1 While certain provisions of FIRRMA became effective immediately upon enactment, many other provisions will not go into effect until implementing regulations are adopted. The provisions of FIRRMA that will go into effect immediately include, but are not limited to, an extension of the time period for reviews of foreign investments by CFIUS from 30 to 45 days and certain of the definitional changes to scope of covered transactions. Other provisions of the legislation, including most of the significant changes to the "covered transactions" definition and the declaration process described below, will go into effect on either the date that is 18 months after the bill's enactment or 30 days after a determination by CFIUS that the regulations, organizational structure, personnel and other resources necessary to administer the bill's provisions are in place. See FIRRMA, § 1727.

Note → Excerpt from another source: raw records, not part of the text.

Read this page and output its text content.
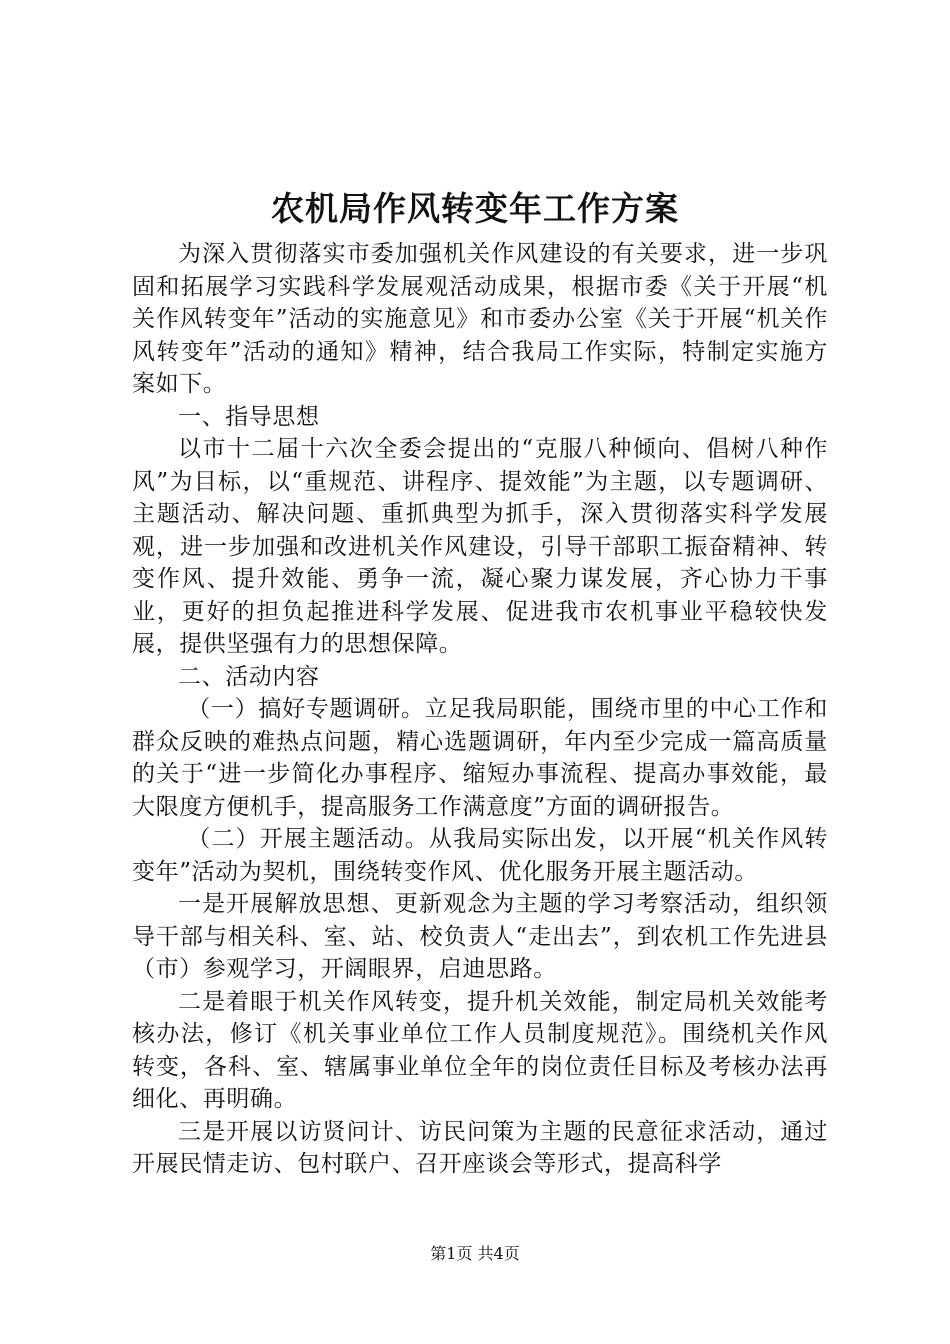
农机局作风转变年工作方案

为深入贯彻落实市委加强机关作风建设的有关要求，进一步巩固和拓展学习实践科学发展观活动成果，根据市委《关于开展“机关作风转变年”活动的实施意见》和市委办公室《关于开展“机关作风转变年”活动的通知》精神，结合我局工作实际，特制定实施方案如下。

一、指导思想

以市十二届十六次全委会提出的“克服八种倾向、倡树八种作风”为目标，以“重规范、讲程序、提效能”为主题，以专题调研、主题活动、解决问题、重抓典型为抓手，深入贯彻落实科学发展观，进一步加强和改进机关作风建设，引导干部职工振奋精神、转变作风、提升效能、勇争一流，凝心聚力谋发展，齐心协力干事业，更好的担负起推进科学发展、促进我市农机事业平稳较快发展，提供坚强有力的思想保障。

二、活动内容

（一）搞好专题调研。立足我局职能，围绕市里的中心工作和群众反映的难热点问题，精心选题调研，年内至少完成一篇高质量的关于“进一步简化办事程序、缩短办事流程、提高办事效能，最大限度方便机手，提高服务工作满意度”方面的调研报告。

（二）开展主题活动。从我局实际出发，以开展“机关作风转变年”活动为契机，围绕转变作风、优化服务开展主题活动。

一是开展解放思想、更新观念为主题的学习考察活动，组织领导干部与相关科、室、站、校负责人“走出去”，到农机工作先进县（市）参观学习，开阔眼界，启迪思路。

二是着眼于机关作风转变，提升机关效能，制定局机关效能考核办法，修订《机关事业单位工作人员制度规范》。围绕机关作风转变，各科、室、辖属事业单位全年的岗位责任目标及考核办法再细化、再明确。

三是开展以访贤问计、访民问策为主题的民意征求活动，通过开展民情走访、包村联户、召开座谈会等形式，提高科学

第1页 共4页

2 The acquisition of Genworth Financial, Inc. by China Oceanwide, a Chinese company, was delayed for a substantial period while the parties worked out information barriers and other terms satisfactory to CFIUS to avoid US personal information falling into Chinese hands. This transaction received CFIUS clearance in June 2018. The acquisition of Moneygram, Inc. by Ant Financial, a Chinese company, was announced in 2017 and then abandoned in early 2018, reportedly because of personal information issues.

3 See FIRRMA, § 1703 with respect to paragraphs (a)(4)(B)(iii) and (D) of Exon-Florio. These provisions are not immediately effective.